Arriving, he was ushered—perhaps I should say propelled—into the presence of Mrs. F. Fodderwood Bass. She greeted his appearance coosomely. Or is cooingly the right word? At any rate, she cooed her approval; she cooed beautifully, anyhow. With open pride she directed the attention of certain of her associate patronesses to the little huddled shape of Cassidy’s prisoner.
“Ah, there he is!” she said. “My Pet Charity! So improvident, so shiftless; but isn’t he just too picturesque!”
Levelling their lorgnettes on him, her friends agreed in chorus that he was very picturesque. They wondered, though, why he wriggled so.
“The dearest, gentlest little man!” continued Mrs. F. Fodderwood Bass in clear, sweet tones. “So diffident, but so grateful for everything—the poor, tattered dear! He never says a word to me when I talk to him; but by the look in his eyes I can tell he is fairly worshipping the ground I walk on.”
As if to prove the truth of what she said [282] Papa Finkelstein’s gaze even now was directed upon the floor at her feet.
“Now, Cassidy,” went on his mistress, “you take him into one of the dressing rooms yonder and have him undress. It’s too bad nearly everything has been picked over; but we shall find something for him, I’m sure.”
Within a curtained recess Cassidy explained his meaning with threatening mien.
“Take off thim rags!” he commanded.
Rags they may have been, but Papa Finkelstein cherished them. Reluctantly he parted with them, filled with the melancholy conviction that he should see them never more. It was a true foreboding. But that was not the worst of it. Papa Finkelstein was in figure slight and of a contour difficult to drape garments upon. Moreover, it was as his benefactor had said—everything had been picked over so. Nevertheless, a selection agreeable to the lady’s ideals was finally made.

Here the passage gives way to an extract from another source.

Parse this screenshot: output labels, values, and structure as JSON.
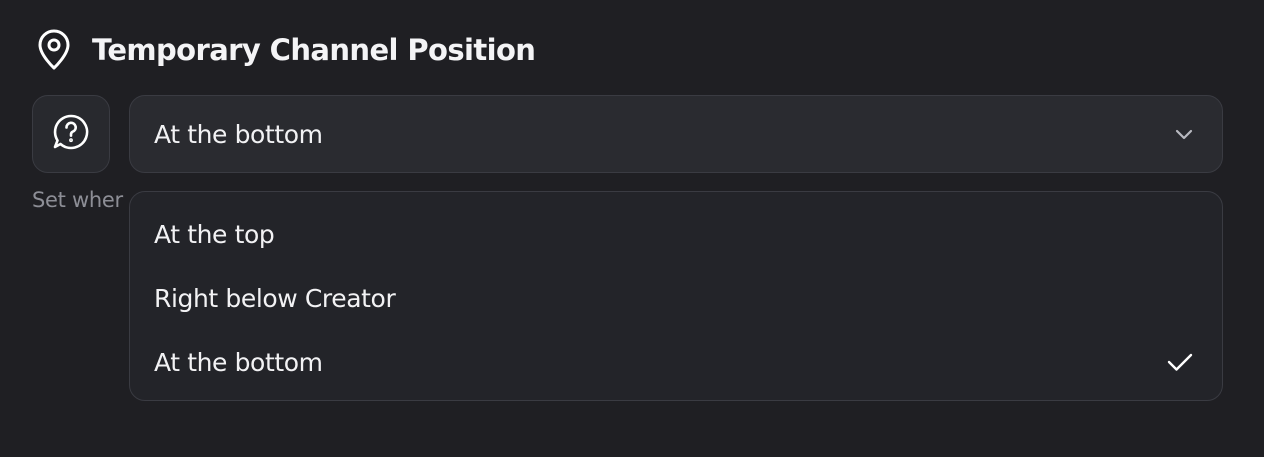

Fifteen minutes passed. At the end of those fifteen minutes Papa Finkelstein, under the menacing urgings of Footman Cassidy, made a diffident but spectacular reappearance before the Bundle Day audience. His head was bent apologetically low, so that his whiskers, spraying upon his bosom, helped to cover him. His two hands were spread flat upon his chest, hiding still more of his abashed shape. Nevertheless, it might be discerned that Papa Finkelstein wore the abandoned cream-coloured [283] whipcords of somebody’s chauffeur—very abandoned and very cream-coloured, the whole constituting a livery, complete, from the visored cap upon his head to the leather puttees reefed about his bowed shanks.